Any individual may file an application (in such form and manner, and with such official, as may be prescribed by regulations under this chapter) for an exemption from the tax imposed by this chapter if he is a member of a recognized religious sect or division thereof and is an adherent of established tenets or teachings of such sect or division by reason of which he is conscientiously opposed to acceptance of the benefits of any private or public insurance which makes payments in the event of death, disability, old-age, or retirement or makes payments toward the cost of, or provides services for, medical care (including the benefits of any insurance system established by the Social Security Act).

But, as the law is written, there are no religious exemptions.
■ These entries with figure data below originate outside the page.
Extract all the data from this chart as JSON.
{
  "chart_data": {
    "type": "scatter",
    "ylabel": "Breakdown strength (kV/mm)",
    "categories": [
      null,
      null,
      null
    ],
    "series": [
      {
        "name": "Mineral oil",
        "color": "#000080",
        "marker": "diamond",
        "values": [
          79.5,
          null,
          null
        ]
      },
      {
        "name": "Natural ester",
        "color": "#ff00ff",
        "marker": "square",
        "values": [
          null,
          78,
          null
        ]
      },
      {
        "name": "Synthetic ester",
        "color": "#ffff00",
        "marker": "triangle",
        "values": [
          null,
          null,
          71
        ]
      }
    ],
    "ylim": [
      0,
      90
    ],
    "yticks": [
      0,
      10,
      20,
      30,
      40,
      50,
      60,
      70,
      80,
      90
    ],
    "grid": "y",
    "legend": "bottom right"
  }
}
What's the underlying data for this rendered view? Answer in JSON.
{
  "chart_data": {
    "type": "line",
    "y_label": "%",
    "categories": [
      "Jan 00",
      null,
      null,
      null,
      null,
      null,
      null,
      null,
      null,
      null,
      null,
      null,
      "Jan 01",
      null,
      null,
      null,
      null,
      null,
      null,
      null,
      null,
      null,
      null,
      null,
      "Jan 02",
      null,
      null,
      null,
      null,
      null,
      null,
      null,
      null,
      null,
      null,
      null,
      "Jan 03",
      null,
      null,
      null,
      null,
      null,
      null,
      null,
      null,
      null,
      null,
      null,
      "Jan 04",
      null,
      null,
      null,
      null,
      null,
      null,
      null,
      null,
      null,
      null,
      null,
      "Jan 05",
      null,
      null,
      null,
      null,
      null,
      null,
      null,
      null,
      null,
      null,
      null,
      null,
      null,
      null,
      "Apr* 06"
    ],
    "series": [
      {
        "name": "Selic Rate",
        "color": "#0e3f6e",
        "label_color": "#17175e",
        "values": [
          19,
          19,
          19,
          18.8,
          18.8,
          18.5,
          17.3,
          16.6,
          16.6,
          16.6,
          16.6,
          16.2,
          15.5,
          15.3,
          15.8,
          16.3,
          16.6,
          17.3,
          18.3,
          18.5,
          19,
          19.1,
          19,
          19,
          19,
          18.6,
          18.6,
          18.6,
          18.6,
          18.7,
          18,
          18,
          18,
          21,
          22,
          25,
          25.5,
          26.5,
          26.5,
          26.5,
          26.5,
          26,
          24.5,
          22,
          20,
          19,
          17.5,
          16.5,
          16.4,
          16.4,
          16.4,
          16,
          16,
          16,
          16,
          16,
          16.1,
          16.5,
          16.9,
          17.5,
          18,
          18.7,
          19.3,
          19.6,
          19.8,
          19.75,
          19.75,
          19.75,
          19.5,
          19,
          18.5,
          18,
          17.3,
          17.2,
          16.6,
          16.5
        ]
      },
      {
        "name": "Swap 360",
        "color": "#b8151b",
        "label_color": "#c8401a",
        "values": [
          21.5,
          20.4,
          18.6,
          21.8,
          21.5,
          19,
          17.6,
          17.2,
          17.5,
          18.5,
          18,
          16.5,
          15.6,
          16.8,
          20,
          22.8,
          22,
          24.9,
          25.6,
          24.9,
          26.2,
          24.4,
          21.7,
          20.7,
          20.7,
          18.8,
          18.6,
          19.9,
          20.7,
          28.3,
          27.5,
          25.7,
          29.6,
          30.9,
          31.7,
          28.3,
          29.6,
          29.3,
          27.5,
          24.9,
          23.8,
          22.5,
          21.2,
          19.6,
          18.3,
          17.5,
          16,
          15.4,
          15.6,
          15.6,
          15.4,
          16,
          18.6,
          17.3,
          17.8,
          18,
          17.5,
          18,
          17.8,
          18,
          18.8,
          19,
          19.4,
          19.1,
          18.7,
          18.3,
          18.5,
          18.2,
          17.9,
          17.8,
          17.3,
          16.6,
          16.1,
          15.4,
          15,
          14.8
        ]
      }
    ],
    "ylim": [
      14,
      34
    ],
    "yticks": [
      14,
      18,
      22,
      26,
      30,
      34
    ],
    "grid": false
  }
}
No one gets to opt out: not the Amish, not the Muslims, not the Atheists.

How many other mistakes have the master planners made? How many omissions have the geniuses, who think they can proscribe the operation of one-sixth of the economy, made?

The horrors associated with this disastrous bill won't become fully evident for years, but it's safe this "law" marks the end of the United States as a Constitutional Republic.


3 comments:

Anonymous said...

In service to evil Social Justice the wicked have poisoned God's Freedom with the Serpent's tyrannical Serfdom.

Burning in hell isn't good enough for the damage they have done.

Bones said...

Sometimes I think the only solution is for the tax paying, productive people to just bug out. Go to Australia where the population of the continent is about the same as NY State. Wait about 10 years and return. By then the people left would be living in shacks with most gone from starvation, drugs or frozen to death.

Anonymous said...

1402 doesn't refer to a section of the H.R. 3590 document but to a tax exemption code used to justify not paying certain taxes. 26 U.S.C. § 1402(g).